For the purposes of plotting the latent space in our experiments, we chose to use use a latent space with dimension three. However, intuitively, and as shown in the paper, choosing higher a higher dimension latent space can lead to performance improvements. explain that not only does increasing the size of the latent space increase the quality of the representations learned in the latent space, but it also serves to improve the stability of training. We will look to explore whether the properties of a series can give insight into good choices for the size of the latent space, and perhaps motivate automatic selection of the number of dimensions in the latent space.

We hypothesize that smoother series do not need as large a dimension in the latent space as series that display higher levels of roughness. Intuitively, in smoother series, the anomalies should be more “obvious”, while in less smooth series, rough behavior could be mistaken for an anomalous pattern.

We take a technique from smoothing splines, which are function estimates obtained from noisy observations of some data process. Smoothing splines enforce a roughness penalty on the function estimate, defined as such

\[\int \hat{f}(x) ^2 dx\]

We will use a finite difference estimate of this penalty on the standardized series to define a metric that can be used to describe the roughness/smoothness the series. Now that we have defined a metric describing the smoothness of a series, we can evaluate the best choice of number of latent dimension for series of differing levels of smoothness.

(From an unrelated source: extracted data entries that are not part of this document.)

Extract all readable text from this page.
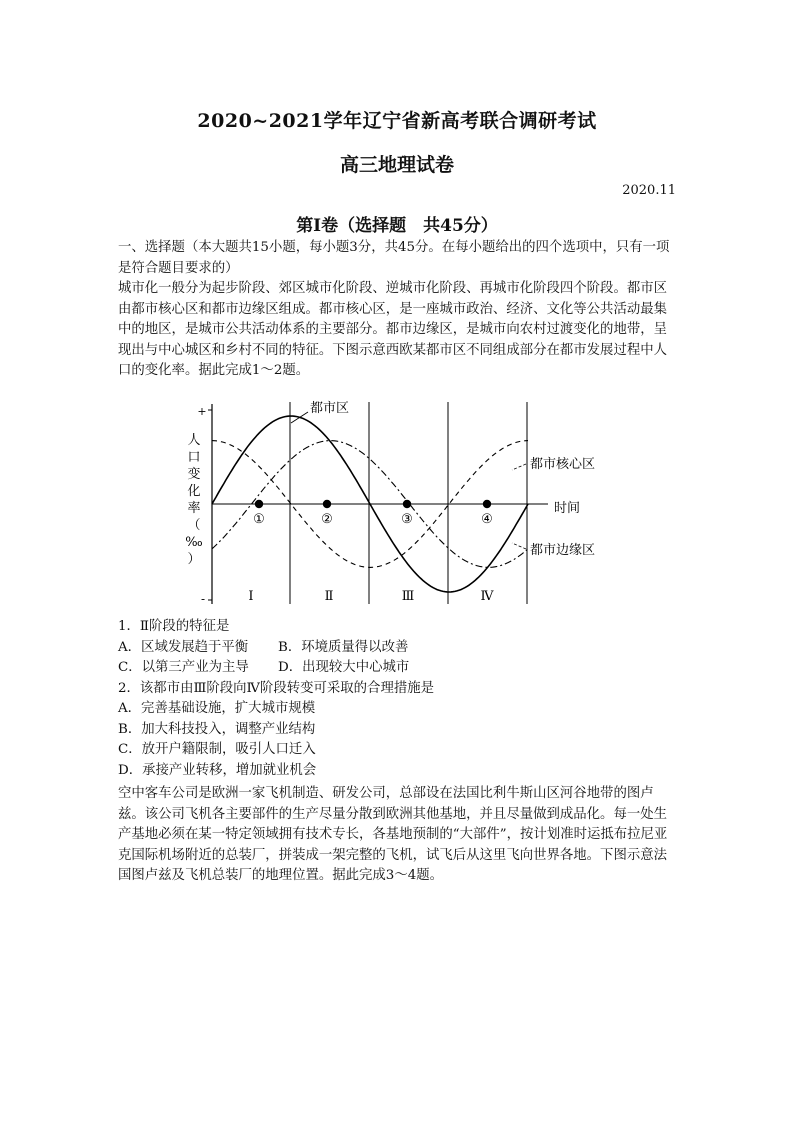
2020~2021学年辽宁省新高考联合调研考试
高三地理试卷
2020.11
第Ⅰ卷（选择题　共45分）

一、选择题（本大题共15小题，每小题3分，共45分。在每小题给出的四个选项中，只有一项是符合题目要求的）

城市化一般分为起步阶段、郊区城市化阶段、逆城市化阶段、再城市化阶段四个阶段。都市区由都市核心区和都市边缘区组成。都市核心区，是一座城市政治、经济、文化等公共活动最集中的地区，是城市公共活动体系的主要部分。都市边缘区，是城市向农村过渡变化的地带，呈现出与中心城区和乡村不同的特征。下图示意西欧某都市区不同组成部分在都市发展过程中人口的变化率。据此完成1～2题。

+
-
时间
人
口
变
化
率
（
‰
）
Ⅰ	Ⅱ	Ⅲ	Ⅳ
都市区
都市核心区
都市边缘区
①	②	③	④

1．Ⅱ阶段的特征是

A．区域发展趋于平衡 B．环境质量得以改善

C．以第三产业为主导 D．出现较大中心城市

2．该都市由Ⅲ阶段向Ⅳ阶段转变可采取的合理措施是

A．完善基础设施，扩大城市规模

B．加大科技投入，调整产业结构

C．放开户籍限制，吸引人口迁入

D．承接产业转移，增加就业机会

空中客车公司是欧洲一家飞机制造、研发公司，总部设在法国比利牛斯山区河谷地带的图卢兹。该公司飞机各主要部件的生产尽量分散到欧洲其他基地，并且尽量做到成品化。每一处生产基地必须在某一特定领域拥有技术专长，各基地预制的“大部件”，按计划准时运抵布拉尼亚克国际机场附近的总装厂，拼装成一架完整的飞机，试飞后从这里飞向世界各地。下图示意法国图卢兹及飞机总装厂的地理位置。据此完成3～4题。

In order to converge during training, we had to double the width of the fully connected VAE, and also double its depth.

Dataset Roughness Penalty
cpu .061
g .598
weather .023

We begin with the cpu dataset. We notice that performance significantly increases when the latent space is 6 dimensions, but performance begins to drop off as the number of dimensions increases, which suggests overfitting.

number of dimensions avg best f score over 5 iterations
3 . 637
6 .833
9 .826
12 .797

For the g dataset, performance peaks when the latent space has 9 dimensions. We also see slightly better performance with a latent space dimension of 12 compared to 6

number of dimensions avg best f score over 5 iterations
3 . 889
6 .882
9 .894
12 .885

For the weather dataset, we notice a consistent performance improvement when the number of dimensions is increased.

number of dimensions avg best f score over 5 iterations
3 . 994
6 .997
9 .998
12 1

These results do not provide any clear picture on whether there is any relationship between the smoothness of a series and the best choice for the number of latent dimensions. For our smoothest series (weather), we observed consistent improvement as the number of dimensions increases. The roughest series (g) also seems to show this behavior. However, we see that increasing the number of dimensions for the cpu dataset decreases performance.

Concluding Thoughts

Generative models present an interesting approach to the problem of anomaly detection in time series. They present an extremely customizable class of hypotheses that allow us to design a fairly robust probabilistic anomaly detector. Through the experiments we ran, we gained further insights into DONUT, and VAE’s more generally as anomaly detectors. We explored what characteristics of the learned latent space can lead to improved anomaly detection performance, and how we can modify ELBO to achieve those goals. We also see that there is huge potential for exploring more complex encoder architectures for additional performance improvements. Perhaps VAE’s can become a robust tool for anomaly detection, and provide benefit to a large variety of peoples and industries.